State of Play 3 - The Lib Dems

Here's the third instalment of our look at the state of play for each of the four main parties in Wales with @TobyMasonBBC.

The Liberal Democrats had a traumatic start to this Assembly. Although they lost just one of their six seats, two of the remaining five quickly became embroiled in a controversy about their election so arcane that even seasoned hacks struggled to add a 'gate' suffix to it.

The row lasted weeks, effectively paralysing the party for the first couple of months of the new Assembly term. When it finally ended, they kept their North Wales representative Aled Roberts, but had to switch John Dixon for Eluned Parrott.

Since then, though, they've given every impression of being a relatively united bunch - which is not always necessarily easier within a smaller group, as the Lib Dems have sometimes demonstrated in years gone by.

Perhaps it's a case of unity in adversity to some extent too - previous Lib Dem groups had the luxury of being in opposition at Westminster up until the May 2010 coalition deal. Since then, Kirsty Williams has had to batten down the hatches and try and ride out the wave of unpopularity that's engulfed her party across the UK. The Assembly elections in 2011 came at just about the worst possible time - long enough for the party's conspicuous promises on issues such as tuition fees to be broken, but too short to make any coherent case that the pain was paying off in the national interest.
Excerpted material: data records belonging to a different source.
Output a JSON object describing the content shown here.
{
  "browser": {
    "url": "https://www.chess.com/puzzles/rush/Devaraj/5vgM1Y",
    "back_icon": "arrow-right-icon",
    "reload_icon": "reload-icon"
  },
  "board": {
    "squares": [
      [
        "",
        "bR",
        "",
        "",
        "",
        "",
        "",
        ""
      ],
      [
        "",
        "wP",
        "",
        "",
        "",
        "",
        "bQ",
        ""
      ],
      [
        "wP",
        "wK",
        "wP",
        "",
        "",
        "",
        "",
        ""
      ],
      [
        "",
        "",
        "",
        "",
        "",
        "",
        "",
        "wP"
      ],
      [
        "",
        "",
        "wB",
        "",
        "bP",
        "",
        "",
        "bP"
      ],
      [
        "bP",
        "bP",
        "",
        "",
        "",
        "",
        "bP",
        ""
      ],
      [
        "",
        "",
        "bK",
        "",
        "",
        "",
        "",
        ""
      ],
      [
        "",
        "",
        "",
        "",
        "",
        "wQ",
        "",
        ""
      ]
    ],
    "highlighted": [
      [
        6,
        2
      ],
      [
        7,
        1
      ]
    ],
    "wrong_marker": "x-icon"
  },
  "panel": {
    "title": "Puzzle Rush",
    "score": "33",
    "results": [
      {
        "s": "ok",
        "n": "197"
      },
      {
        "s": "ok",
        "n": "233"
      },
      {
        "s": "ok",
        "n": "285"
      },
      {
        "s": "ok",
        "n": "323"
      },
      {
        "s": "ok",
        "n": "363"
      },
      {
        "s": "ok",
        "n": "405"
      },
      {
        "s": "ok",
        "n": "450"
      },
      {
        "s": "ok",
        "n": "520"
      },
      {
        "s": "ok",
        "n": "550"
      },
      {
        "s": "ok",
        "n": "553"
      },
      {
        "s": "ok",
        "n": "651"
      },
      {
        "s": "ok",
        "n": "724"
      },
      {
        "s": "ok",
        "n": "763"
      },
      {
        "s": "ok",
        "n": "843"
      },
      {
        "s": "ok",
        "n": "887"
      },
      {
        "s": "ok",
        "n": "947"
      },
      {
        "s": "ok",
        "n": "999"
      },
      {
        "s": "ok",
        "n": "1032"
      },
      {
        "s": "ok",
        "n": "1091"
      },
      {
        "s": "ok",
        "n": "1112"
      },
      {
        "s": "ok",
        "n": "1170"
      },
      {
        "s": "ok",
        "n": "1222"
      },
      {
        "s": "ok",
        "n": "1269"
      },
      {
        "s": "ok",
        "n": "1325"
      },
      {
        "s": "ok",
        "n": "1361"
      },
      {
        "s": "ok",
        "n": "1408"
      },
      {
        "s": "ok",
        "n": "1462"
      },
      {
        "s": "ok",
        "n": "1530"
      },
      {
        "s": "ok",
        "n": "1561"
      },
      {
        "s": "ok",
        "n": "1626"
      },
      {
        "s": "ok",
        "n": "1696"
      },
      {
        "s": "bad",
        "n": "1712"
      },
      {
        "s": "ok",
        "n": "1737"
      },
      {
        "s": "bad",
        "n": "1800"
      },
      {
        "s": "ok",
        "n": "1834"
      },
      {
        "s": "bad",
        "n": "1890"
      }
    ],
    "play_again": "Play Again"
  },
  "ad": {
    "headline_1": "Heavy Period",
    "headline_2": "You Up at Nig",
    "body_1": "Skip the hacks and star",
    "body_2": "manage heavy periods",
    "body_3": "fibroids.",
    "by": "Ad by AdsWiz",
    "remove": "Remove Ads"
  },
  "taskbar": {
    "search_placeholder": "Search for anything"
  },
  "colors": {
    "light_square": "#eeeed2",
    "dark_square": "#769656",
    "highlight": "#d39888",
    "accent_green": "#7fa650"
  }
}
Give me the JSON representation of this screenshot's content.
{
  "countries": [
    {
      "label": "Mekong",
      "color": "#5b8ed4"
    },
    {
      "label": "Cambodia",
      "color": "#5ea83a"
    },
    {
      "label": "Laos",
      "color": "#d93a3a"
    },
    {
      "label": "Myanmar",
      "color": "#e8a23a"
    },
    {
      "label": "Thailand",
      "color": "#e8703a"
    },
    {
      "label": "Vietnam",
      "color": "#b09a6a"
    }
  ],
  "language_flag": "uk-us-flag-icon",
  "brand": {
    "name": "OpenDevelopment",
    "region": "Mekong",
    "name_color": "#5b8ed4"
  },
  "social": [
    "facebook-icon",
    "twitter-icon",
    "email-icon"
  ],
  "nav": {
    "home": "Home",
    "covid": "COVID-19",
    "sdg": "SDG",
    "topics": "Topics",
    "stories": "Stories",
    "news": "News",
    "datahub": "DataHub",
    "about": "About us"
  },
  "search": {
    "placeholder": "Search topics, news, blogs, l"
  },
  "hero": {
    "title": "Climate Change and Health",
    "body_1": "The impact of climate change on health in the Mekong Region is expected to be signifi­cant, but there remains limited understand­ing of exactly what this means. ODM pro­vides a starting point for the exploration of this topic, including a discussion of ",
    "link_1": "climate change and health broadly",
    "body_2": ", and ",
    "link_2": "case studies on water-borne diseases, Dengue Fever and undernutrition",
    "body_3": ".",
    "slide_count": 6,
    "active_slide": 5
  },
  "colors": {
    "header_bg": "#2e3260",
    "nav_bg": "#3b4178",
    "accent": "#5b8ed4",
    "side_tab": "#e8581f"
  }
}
The party's share of the vote in the constituency seats dropped from 14.8 per cent in 2007 to 10.6 per cent in 2011 and they fared even worse on the regional vote, falling from 11.7 per cent to a paltry 8 per cent.

If Ms Williams and her colleagues had hoped that voters would appreciate the nuances of the party's federal structure in a devolved election, then they were largely disappointed. But the Welsh Lib Dems certainly got the message, and thus, since the election, the policy of differentiation has been accelerated. If the Welsh party disagrees with a coalition policy or proposal, then they're willing, even keen to shout about it in public, and take the charges of hypocrisy from their opponents on the chin.

Should they show a little more loyalty to their Westminster colleagues in the eye of the storm? Perhaps, but it's equally hard to imagine any other party in the Lib Dems position looking at polls and election results - and doing anything very different.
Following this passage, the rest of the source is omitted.